The low systemic bio-availability of aclidinium may be an advantage, but more data are needed, as this is a class of drugs with a generally low side-effect rate. The BID dosing does not appear to be a disadvantage compared to the QD regimes of tiotropium and glycopyrronium, since it may confer better overnight bronchodilation that may be particularly beneficial for patients with significant night and morning symptoms.

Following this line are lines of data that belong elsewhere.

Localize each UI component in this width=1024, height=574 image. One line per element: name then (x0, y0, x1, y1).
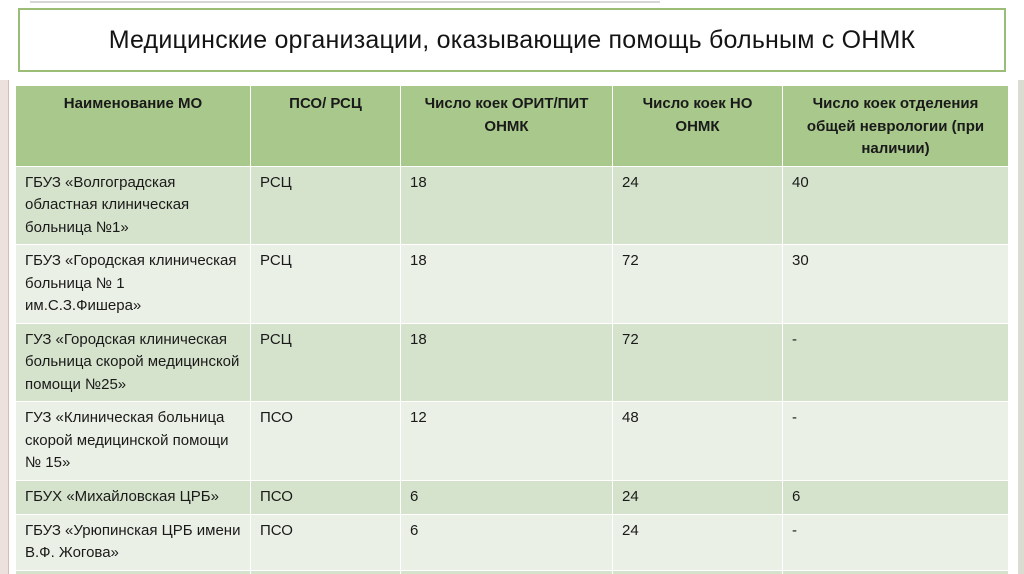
cell-beds-orit: 6 (400, 479, 613, 515)
table-row: ГБУЗ г. Камышина «Городская больница № 1… (15, 569, 1009, 574)
cell-beds-no: 72 (612, 322, 783, 402)
cell-beds-neuro: - (782, 401, 1009, 481)
table-row: ГУЗ «Городская клиническая больница скор… (15, 322, 1009, 402)
col-header-mo-name: Наименование МО (15, 85, 251, 167)
table-row: ГБУЗ «Городская клиническая больница № 1… (15, 244, 1009, 324)
cell-mo-name: ГБУХ «Михайловская ЦРБ» (15, 479, 251, 515)
cell-pso-rsc: ПСО (250, 513, 401, 571)
slide-top-edge (30, 1, 660, 3)
cell-pso-rsc: РСЦ (250, 322, 401, 402)
table-row: ГУЗ «Клиническая больница скорой медицин… (15, 401, 1009, 481)
cell-beds-orit: 18 (400, 244, 613, 324)
hospitals-table: Наименование МО ПСО/ РСЦ Число коек ОРИТ… (15, 85, 1009, 574)
cell-beds-neuro: 6 (782, 479, 1009, 515)
cell-beds-orit: 18 (400, 165, 613, 245)
col-header-pso-rsc: ПСО/ РСЦ (250, 85, 401, 167)
table-header-row: Наименование МО ПСО/ РСЦ Число коек ОРИТ… (15, 85, 1009, 167)
cell-mo-name: ГУЗ «Клиническая больница скорой медицин… (15, 401, 251, 481)
cell-mo-name: ГБУЗ «Городская клиническая больница № 1… (15, 244, 251, 324)
cell-beds-neuro: - (782, 569, 1009, 574)
cell-beds-no: 24 (612, 479, 783, 515)
cell-pso-rsc: ПСО (250, 479, 401, 515)
cell-beds-no: 48 (612, 401, 783, 481)
title-box: Медицинские организации, оказывающие пом… (18, 8, 1006, 72)
cell-beds-orit: 6 (400, 569, 613, 574)
cell-beds-neuro: - (782, 513, 1009, 571)
cell-mo-name: ГУЗ «Городская клиническая больница скор… (15, 322, 251, 402)
cell-beds-neuro: - (782, 322, 1009, 402)
cell-pso-rsc: РСЦ (250, 244, 401, 324)
cell-beds-orit: 6 (400, 513, 613, 571)
cell-pso-rsc: РСЦ (250, 165, 401, 245)
cell-pso-rsc: ПСО (250, 569, 401, 574)
cell-pso-rsc: ПСО (250, 401, 401, 481)
cell-beds-orit: 12 (400, 401, 613, 481)
cell-beds-neuro: 40 (782, 165, 1009, 245)
table-row: ГБУЗ «Урюпинская ЦРБ имени В.Ф. Жогова» … (15, 513, 1009, 571)
cell-beds-no: 24 (612, 513, 783, 571)
table-row: ГБУХ «Михайловская ЦРБ» ПСО 6 24 6 (15, 479, 1009, 515)
cell-beds-no: 24 (612, 569, 783, 574)
cell-beds-no: 24 (612, 165, 783, 245)
slide-right-edge (1018, 80, 1024, 574)
col-header-beds-orit: Число коек ОРИТ/ПИТ ОНМК (400, 85, 613, 167)
cell-beds-orit: 18 (400, 322, 613, 402)
page-title: Медицинские организации, оказывающие пом… (108, 25, 916, 54)
table-row: ГБУЗ «Волгоградская областная клиническа… (15, 165, 1009, 245)
cell-beds-no: 72 (612, 244, 783, 324)
col-header-beds-no: Число коек НО ОНМК (612, 85, 783, 167)
cell-beds-neuro: 30 (782, 244, 1009, 324)
cell-mo-name: ГБУЗ «Волгоградская областная клиническа… (15, 165, 251, 245)
cell-mo-name: ГБУЗ «Урюпинская ЦРБ имени В.Ф. Жогова» (15, 513, 251, 571)
cell-mo-name: ГБУЗ г. Камышина «Городская больница № 1… (15, 569, 251, 574)
slide-left-edge (0, 80, 9, 574)
col-header-beds-neuro: Число коек отделения общей неврологии (п… (782, 85, 1009, 167)
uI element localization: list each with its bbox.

The three LAMAs also provide patients with a choice, as each is delivered by a different device, and some patients may prefer one over another. For example, the multidose Genuair^®/Pressair^® was preferred by more patients than the HandiHaler^®.⁴⁸ More importantly, the critical error rate (errors of use that potentially result in poor lung deposition of the drug) was lower with the aclidinium device than the HandiHaler^®.⁴⁹ The device plays a crucially important role in determining the reliability of inhaled therapy, since poor technique is associated with increased health care resource use.⁵³

In conclusion, when considering new inhaled drugs, it is important to look beyond the chemical entity and its pharmacology. Dosing regimens and inhaler performance may be equally important in determining relative advantages of one drug over another. That may be the case with aclidinium.

Acknowledgments

Dr Alison Humphries from Complete Medical Communications provided medical writing support funded by Almirall S.A., Barcelona, Spain. Prior to peer review, Almirall S.A. was offered the opportunity to review this paper for scientific accuracy. Professor Paul Jones is the guarantor for this article, and takes responsibility for the integrity of the work as a whole.

Disclosure

The author participated in the clinical development of aclidinium as an investigator for the AClidinium CLinical trial Assessing efficacy and safety In Moderate to severe COPD patients (ACCLAIM) COPD I (coordinating investigator), ACCLAIM COPD II (coordinating investigator), and ATTAIN (principal investigator) studies. The author and his institution have received consulting and lecture fees from Almirall S.A. in association with the aclidinium development program, but no fees for the writing of this paper. The author reports no other conflicts of interest in this work.